Sans hésiter oui ! Chaque type de papier a un comportement unique. Le temps de séchage peut varier et l'absorption des pigments peut se faire en surface ou en profondeur selon la fibre utilisée. Le choix du papier ne doit pas être fait au hasard : il est la réponse technique aux effets que nous souhaitons obtenir.

Comment reconnaître un papier pour aquarelle ?

C'est un papier qui a la mention "pour aquarelle" sur sa couverture. Cette mention garantit l'absence d'acide et une épaisseur (grammage) d'au moins 300g pour les blocs vendus en magasin.

Il existe des papiers plus fins, souvent utilisés dans les carnets de voyage mais nous allons ici nous concentrer sur le papier standard d'atelier.

Tous les papiers avec mention "pour aquarelle" se valent-ils ?

Malheureusement non. De nos jours, le simple fait qu'un papier fasse 300g et soit sans acide ne suffit plus à garantir une qualité minimale. Tout va dépendre de la qualité de la cellulose utilisée. Un papier très peu coûteux va souvent accentuer les irrégularités, le manque d'absorption et la difficulté des fusions. Pour un débutant, ces défauts techniques peuvent être très déstabilisants et risquent même de le décourager de l'aquarelle.

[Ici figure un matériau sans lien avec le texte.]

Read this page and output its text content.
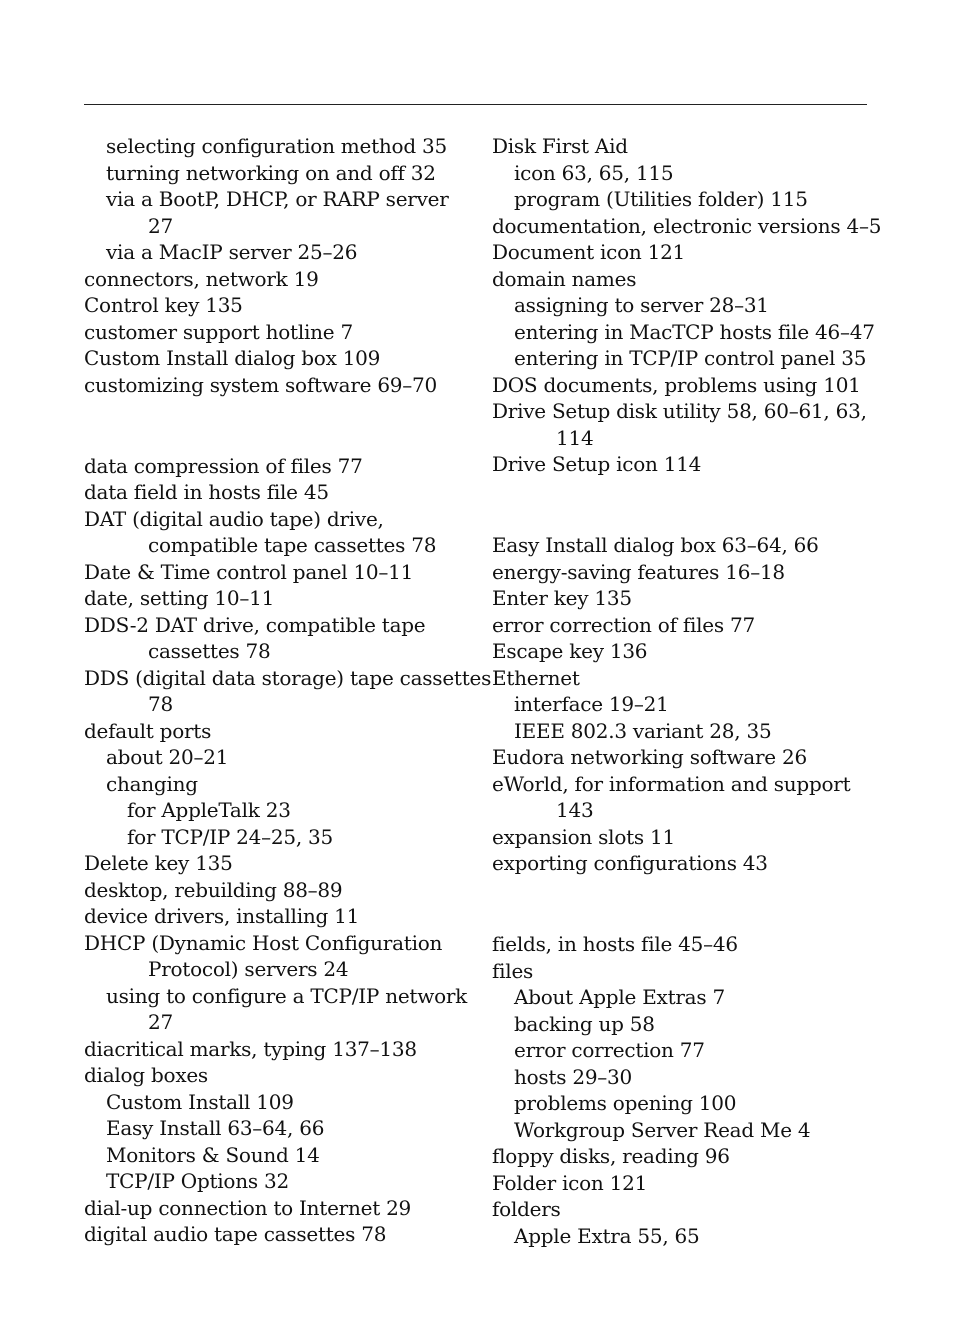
selecting configuration method 35
turning networking on and off 32
via a BootP, DHCP, or RARP server
27
via a MacIP server 25–26
connectors, network 19
Control key 135
customer support hotline 7
Custom Install dialog box 109
customizing system software 69–70
data compression of files 77
data field in hosts file 45
DAT (digital audio tape) drive,
compatible tape cassettes 78
Date & Time control panel 10–11
date, setting 10–11
DDS-2 DAT drive, compatible tape
cassettes 78
DDS (digital data storage) tape cassettes
78
default ports
about 20–21
changing
for AppleTalk 23
for TCP/IP 24–25, 35
Delete key 135
desktop, rebuilding 88–89
device drivers, installing 11
DHCP (Dynamic Host Configuration
Protocol) servers 24
using to configure a TCP/IP network
27
diacritical marks, typing 137–138
dialog boxes
Custom Install 109
Easy Install 63–64, 66
Monitors & Sound 14
TCP/IP Options 32
dial-up connection to Internet 29
digital audio tape cassettes 78
Disk First Aid
icon 63, 65, 115
program (Utilities folder) 115
documentation, electronic versions 4–5
Document icon 121
domain names
assigning to server 28–31
entering in MacTCP hosts file 46–47
entering in TCP/IP control panel 35
DOS documents, problems using 101
Drive Setup disk utility 58, 60–61, 63,
114
Drive Setup icon 114
Easy Install dialog box 63–64, 66
energy-saving features 16–18
Enter key 135
error correction of files 77
Escape key 136
Ethernet
interface 19–21
IEEE 802.3 variant 28, 35
Eudora networking software 26
eWorld, for information and support
143
expansion slots 11
exporting configurations 43
fields, in hosts file 45–46
files
About Apple Extras 7
backing up 58
error correction 77
hosts 29–30
problems opening 100
Workgroup Server Read Me 4
floppy disks, reading 96
Folder icon 121
folders
Apple Extra 55, 65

Quand utiliser le papier en cellulose ou en coton ?

Cela dépendra de l'œuvre à réaliser et de ta maîtrise technique, c'est-à-dire, ta capacité à gérer le temps de séchage et l'absorption des pigments.

  • Le papier en cellulose : C'est le meilleur choix pour des études rapides, des croquis ou des œuvres utilisant des couches superposées sans fusions complexes. Il est idéal pour les lavis simples appliqués directement sur papier sec.

  • Le papier en coton : C'est le papier à choisir si tu veux humidifier les deux côtés de la feuille pour augmenter ton temps de travail. Il est indispensable pour réussir parfaitement les mélanges dans l'humide et les fusions délicates.

Cellulose ou coton pour les débutants à l'aquarelle ?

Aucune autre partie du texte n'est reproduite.